Dan Machen, director of innovation at HeyHuman

Tis the season for supermarkets to fight over consumers’ Christmas cash. No doubt there’ll be further twists on festive British classics like Christmas pudding and trifles – Heston Blumenthal’s ‘hidden orange’ take on the former sells out year upon year, while his bacon and banana iteration of the latter is something of an acquired taste.

But you can’t help feeling that some of these variants are launched on a hope, a prayer, and the chef’s reputation. Clearly some old-fashioned research will have been involved at one stage, but we all know what consumers say they will do and what they actually do are poles apart. And when the current state of play has 75 percent of retail product launches failing, you need something really special to cut through this noisy yet crucial trading period. You need neuroscience.

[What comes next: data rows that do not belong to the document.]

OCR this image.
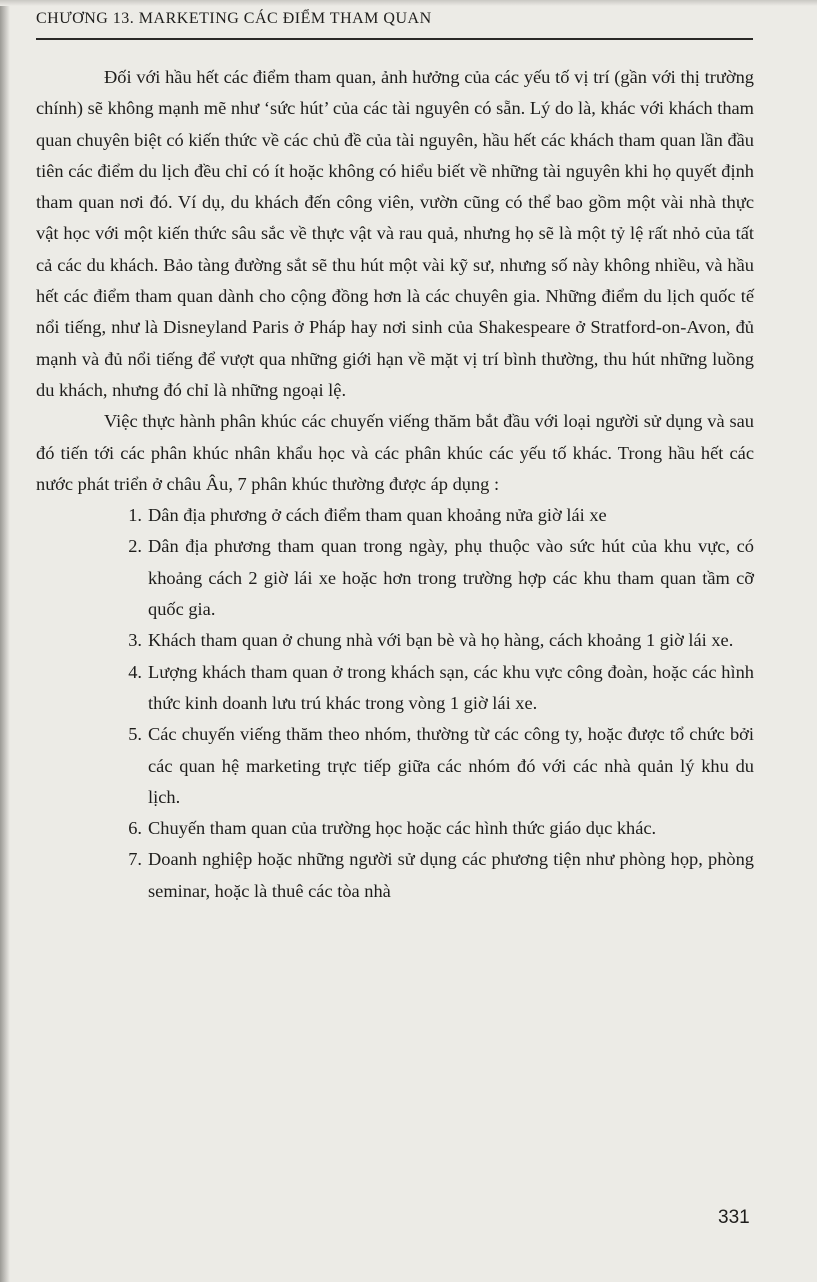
CHƯƠNG 13. MARKETING CÁC ĐIỂM THAM QUAN

Đối với hầu hết các điểm tham quan, ảnh hưởng của các yếu tố vị trí (gần với thị trường chính) sẽ không mạnh mẽ như ‘sức hút’ của các tài nguyên có sẵn. Lý do là, khác với khách tham quan chuyên biệt có kiến thức về các chủ đề của tài nguyên, hầu hết các khách tham quan lần đầu tiên các điểm du lịch đều chỉ có ít hoặc không có hiểu biết về những tài nguyên khi họ quyết định tham quan nơi đó. Ví dụ, du khách đến công viên, vườn cũng có thể bao gồm một vài nhà thực vật học với một kiến thức sâu sắc về thực vật và rau quả, nhưng họ sẽ là một tỷ lệ rất nhỏ của tất cả các du khách. Bảo tàng đường sắt sẽ thu hút một vài kỹ sư, nhưng số này không nhiều, và hầu hết các điểm tham quan dành cho cộng đồng hơn là các chuyên gia. Những điểm du lịch quốc tế nổi tiếng, như là Disneyland Paris ở Pháp hay nơi sinh của Shakespeare ở Stratford-on-Avon, đủ mạnh và đủ nổi tiếng để vượt qua những giới hạn về mặt vị trí bình thường, thu hút những luồng du khách, nhưng đó chỉ là những ngoại lệ.

Việc thực hành phân khúc các chuyến viếng thăm bắt đầu với loại người sử dụng và sau đó tiến tới các phân khúc nhân khẩu học và các phân khúc các yếu tố khác. Trong hầu hết các nước phát triển ở châu Âu, 7 phân khúc thường được áp dụng :

1. Dân địa phương ở cách điểm tham quan khoảng nửa giờ lái xe
2. Dân địa phương tham quan trong ngày, phụ thuộc vào sức hút của khu vực, có khoảng cách 2 giờ lái xe hoặc hơn trong trường hợp các khu tham quan tầm cỡ quốc gia.
3. Khách tham quan ở chung nhà với bạn bè và họ hàng, cách khoảng 1 giờ lái xe.
4. Lượng khách tham quan ở trong khách sạn, các khu vực công đoàn, hoặc các hình thức kinh doanh lưu trú khác trong vòng 1 giờ lái xe.
5. Các chuyến viếng thăm theo nhóm, thường từ các công ty, hoặc được tổ chức bởi các quan hệ marketing trực tiếp giữa các nhóm đó với các nhà quản lý khu du lịch.
6. Chuyến tham quan của trường học hoặc các hình thức giáo dục khác.
7. Doanh nghiệp hoặc những người sử dụng các phương tiện như phòng họp, phòng seminar, hoặc là thuê các tòa nhà
331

When the new product development process is in play, neuroscience helps weed out obstacles to success. It’s been bandied about for some time, but as a research methodology, neuroscience has come into its own. Many FMCG decision-makers still misguidedly view it as an expensive, long-winded process that needs to take place in Dexter’s lab.

Yet with a modest investment at the start of the process, brands can harness neuroscience to predict a product’s likely success when it’s still in the ideation stage, an attractive alternative to the costs associated with a potential flop. They can test the effectiveness of the packaging, how people respond to it emotionally and even identify which occasion a new product is best matched to. Put simply, it can track the subconscious reaction people have and, from that, predict likely market success. This is vital for NPD. It’s different from traditional qualitative research in the sense that it provides quantitative data, too – you can’t talk your way out of eye-tracking software measuring just how much attention you’re paying.  

This isn’t all, though. It’s actually possible to conduct neuroscience in the real world, taking brain activity tests out of the lab and onto the streets. To give this activity context, to have reactions flare up as people gaze into mistletoe-laden shop windows – that’s what neuroscience can offer. Real-time analysis in real environments: your product’s natural habitat.

And neuroscience now comes in a user-friendly guise. A study that would have taken three to six months can be turned around in five to six weeks with the latest neuroscience techniques, saving cash and avoiding potentially expensive processes plaguing the concept phase. It’s not a novelty – this is a genuine proposition for research going forward that we are finding to be increasingly popular with FMCG brands.

Ultimately, though, neuroscience should be adopted in the NPD phase because customers deserve it. They deserve the best product, something that doesn’t just stand out from the crowd but completely flattens it. Better measurement and benchmarking with neuroscience can offer that. And when you’ve got every brand trying to grab a piece of the action in a technicolour explosion of festive fury, you’ve got to have everything locked down from the get-go. Or just do a Heston and dribble chocolate on your sprouts.